Squash, bell peppers, hot peppers, dill, cilantro, beans, sprouts, tomatoes (heritage, vine ripe, cherry), rainbow beets, golden beets, garlic red cabbage, escarole, endive, Swiss chard, arugula, spinach, eggplant, zucchini, carrots, and determination to make this be amazing.

It is a bit funny – Emily and my drive – sometimes. And sometimes scary. On normal summer days, we try to pack any and everything in. Running, yoga, biking, farmers markets, coffee shops, lofty dinners, and night-cap drinks. Sometimes we sleep. On this day, it was like any other, except we just had to plan the dinner on our run, think about prep time, prep before yoga while in the zone and almost not talking to each other because we were so focused and loving the food, give oven directions for when we were at yoga, and finish while our parents sat on the porch with half bottles of wine.

What exactly did we make?
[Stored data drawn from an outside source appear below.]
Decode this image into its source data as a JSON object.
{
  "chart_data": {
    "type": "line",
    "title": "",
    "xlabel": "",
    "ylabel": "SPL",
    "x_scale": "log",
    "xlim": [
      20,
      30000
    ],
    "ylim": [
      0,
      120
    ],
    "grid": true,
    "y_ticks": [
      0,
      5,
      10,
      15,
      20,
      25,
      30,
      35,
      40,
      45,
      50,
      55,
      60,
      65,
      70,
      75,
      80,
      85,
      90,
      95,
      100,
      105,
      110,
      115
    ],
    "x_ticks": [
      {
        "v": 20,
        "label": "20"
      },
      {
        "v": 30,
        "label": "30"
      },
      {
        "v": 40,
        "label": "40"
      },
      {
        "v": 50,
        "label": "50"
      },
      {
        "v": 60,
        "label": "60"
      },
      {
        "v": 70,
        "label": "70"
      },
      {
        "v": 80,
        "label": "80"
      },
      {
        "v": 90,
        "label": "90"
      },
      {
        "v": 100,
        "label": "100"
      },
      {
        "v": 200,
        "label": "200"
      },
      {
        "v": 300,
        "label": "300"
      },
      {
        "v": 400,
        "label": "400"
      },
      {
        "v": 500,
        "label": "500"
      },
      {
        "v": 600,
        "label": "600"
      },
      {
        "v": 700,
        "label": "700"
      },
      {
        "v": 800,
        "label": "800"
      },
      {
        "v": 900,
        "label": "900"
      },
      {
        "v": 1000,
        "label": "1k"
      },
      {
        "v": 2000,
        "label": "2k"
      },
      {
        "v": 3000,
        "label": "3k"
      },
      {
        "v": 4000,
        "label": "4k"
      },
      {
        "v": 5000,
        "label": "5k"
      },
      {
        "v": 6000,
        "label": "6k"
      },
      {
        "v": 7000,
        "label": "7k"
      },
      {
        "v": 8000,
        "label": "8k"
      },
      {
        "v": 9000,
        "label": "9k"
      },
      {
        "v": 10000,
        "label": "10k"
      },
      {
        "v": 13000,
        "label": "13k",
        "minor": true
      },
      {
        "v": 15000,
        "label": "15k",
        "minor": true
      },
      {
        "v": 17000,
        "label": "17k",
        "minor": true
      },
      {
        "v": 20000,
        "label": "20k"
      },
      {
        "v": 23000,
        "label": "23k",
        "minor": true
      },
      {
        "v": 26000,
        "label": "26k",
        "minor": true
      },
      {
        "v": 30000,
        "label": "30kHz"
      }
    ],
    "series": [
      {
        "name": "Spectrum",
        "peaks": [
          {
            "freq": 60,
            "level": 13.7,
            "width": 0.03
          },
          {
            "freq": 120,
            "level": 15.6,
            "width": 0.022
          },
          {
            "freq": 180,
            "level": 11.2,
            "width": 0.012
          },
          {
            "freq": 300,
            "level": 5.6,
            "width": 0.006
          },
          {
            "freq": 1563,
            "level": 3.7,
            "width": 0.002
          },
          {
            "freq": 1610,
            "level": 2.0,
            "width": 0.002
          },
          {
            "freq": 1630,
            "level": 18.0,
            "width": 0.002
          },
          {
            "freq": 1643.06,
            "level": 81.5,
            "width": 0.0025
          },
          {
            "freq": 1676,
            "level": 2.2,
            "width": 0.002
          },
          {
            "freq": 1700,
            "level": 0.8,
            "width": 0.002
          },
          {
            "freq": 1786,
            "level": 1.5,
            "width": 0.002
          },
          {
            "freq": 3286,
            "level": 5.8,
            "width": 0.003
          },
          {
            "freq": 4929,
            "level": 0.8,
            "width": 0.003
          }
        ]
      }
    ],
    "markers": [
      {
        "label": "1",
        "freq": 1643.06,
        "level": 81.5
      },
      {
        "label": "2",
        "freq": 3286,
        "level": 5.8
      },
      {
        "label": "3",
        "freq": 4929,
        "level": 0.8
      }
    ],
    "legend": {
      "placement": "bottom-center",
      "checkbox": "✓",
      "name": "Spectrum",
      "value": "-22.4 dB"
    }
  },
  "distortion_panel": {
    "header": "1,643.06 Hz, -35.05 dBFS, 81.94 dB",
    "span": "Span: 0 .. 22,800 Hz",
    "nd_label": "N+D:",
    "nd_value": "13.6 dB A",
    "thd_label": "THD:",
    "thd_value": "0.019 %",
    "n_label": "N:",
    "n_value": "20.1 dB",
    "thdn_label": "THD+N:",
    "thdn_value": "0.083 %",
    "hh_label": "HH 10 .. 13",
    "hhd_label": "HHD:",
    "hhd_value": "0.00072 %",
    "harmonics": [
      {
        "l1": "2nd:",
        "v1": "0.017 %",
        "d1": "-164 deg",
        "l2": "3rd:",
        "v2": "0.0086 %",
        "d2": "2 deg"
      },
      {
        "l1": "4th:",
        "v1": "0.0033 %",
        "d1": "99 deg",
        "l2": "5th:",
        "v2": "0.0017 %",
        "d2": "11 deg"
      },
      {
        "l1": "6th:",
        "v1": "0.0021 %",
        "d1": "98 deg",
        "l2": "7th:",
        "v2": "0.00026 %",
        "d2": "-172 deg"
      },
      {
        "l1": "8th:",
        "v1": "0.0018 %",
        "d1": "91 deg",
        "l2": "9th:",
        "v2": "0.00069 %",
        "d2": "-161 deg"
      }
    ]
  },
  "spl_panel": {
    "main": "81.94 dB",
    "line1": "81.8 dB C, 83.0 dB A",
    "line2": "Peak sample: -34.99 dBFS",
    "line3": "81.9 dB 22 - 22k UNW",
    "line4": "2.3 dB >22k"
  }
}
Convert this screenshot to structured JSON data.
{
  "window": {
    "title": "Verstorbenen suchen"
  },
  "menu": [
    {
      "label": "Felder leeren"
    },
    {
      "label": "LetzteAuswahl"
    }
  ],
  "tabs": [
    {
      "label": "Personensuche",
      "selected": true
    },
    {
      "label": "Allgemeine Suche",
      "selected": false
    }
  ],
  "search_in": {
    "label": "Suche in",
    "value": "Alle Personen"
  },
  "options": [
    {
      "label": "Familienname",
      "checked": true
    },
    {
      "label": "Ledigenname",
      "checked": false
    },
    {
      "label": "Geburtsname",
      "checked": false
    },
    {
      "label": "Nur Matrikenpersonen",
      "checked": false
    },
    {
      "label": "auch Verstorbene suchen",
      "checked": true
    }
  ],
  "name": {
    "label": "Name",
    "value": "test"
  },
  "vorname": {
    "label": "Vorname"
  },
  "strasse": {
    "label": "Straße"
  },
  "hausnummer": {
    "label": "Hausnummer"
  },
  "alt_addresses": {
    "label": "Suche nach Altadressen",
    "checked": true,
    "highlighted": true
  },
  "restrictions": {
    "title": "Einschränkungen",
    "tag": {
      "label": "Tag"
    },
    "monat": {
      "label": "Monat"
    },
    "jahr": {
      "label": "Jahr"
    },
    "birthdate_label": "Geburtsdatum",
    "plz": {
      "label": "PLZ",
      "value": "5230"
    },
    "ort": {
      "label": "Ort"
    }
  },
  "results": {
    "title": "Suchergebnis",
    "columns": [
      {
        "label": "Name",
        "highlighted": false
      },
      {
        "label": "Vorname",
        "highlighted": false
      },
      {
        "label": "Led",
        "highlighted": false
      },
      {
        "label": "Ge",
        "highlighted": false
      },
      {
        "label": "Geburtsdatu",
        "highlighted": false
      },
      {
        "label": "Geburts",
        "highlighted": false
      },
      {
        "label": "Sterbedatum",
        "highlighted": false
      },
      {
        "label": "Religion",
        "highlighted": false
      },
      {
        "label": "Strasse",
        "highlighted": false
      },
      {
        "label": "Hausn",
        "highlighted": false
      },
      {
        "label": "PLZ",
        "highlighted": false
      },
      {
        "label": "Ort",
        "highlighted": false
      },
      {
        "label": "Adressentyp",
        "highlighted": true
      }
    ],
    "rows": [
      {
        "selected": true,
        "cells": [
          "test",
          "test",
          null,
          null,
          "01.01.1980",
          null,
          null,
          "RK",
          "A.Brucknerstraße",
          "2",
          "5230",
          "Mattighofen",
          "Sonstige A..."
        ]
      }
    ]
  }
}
Well, harvest diners gather around. The menu for our night was three courses with many parts dancing together in each course:

First Course – Zucchini-Basil-Maple Syrup Bread with Dill Butter and a Cherry Tomato Salad.

This first course we wanted to start out with a bread, like most restaurants, but have it be more gourmet than your average warmed French loaf.  So we focused on a vegetable that is more than in abundance and paired it with the Italian staple: basil. Add a little maple syrup to sweeten the bite, and you’ve got a great starter. And butter? Well the butter had to come with some form of summer built in, so why not dill – a summer essential? The Cherry tomatoes were so good on the vine at the farm, that we had to highlight them almost immediately. A brief flavoring of dill and extra virgin olive oil to sweeten the connected meal.

Second Course – Bean-Corn-Cilantro Salad, Arugula-Spinach Green Salad with citrus dressing, Red Cabbage-Swiss Chard Sautee, Pan Roasted Squash, Beets, Eggplant, and Heritage Tomatoes

This quartet of a course rounds almost every base in a flavor and texture guide: the bright crunch and light herbed flavors of the bean salad, a leafy green salad with sparkling notes from the citrus-vinegar-oil dressing, deep earthy flavors from the red cabbage and Swiss chard sautee hinted with caramelized onions and browned garlic, then the rich savory flavors of a simple oven roasting giving even the toughest of potatoes a salty finish.  Proceed from light to deep and enjoy.

Third Course — That Peach-Basil pie with cardamom crust.

Who wouldn’t want to round out a meal fit for summer and appreciation with a not-too-sweet pie boasting late-summer fruit? Enough said.

This meal was extravagant to cook from bottom to the top with no pre-prepared dishes or elements and I’d do it again in a heart beat.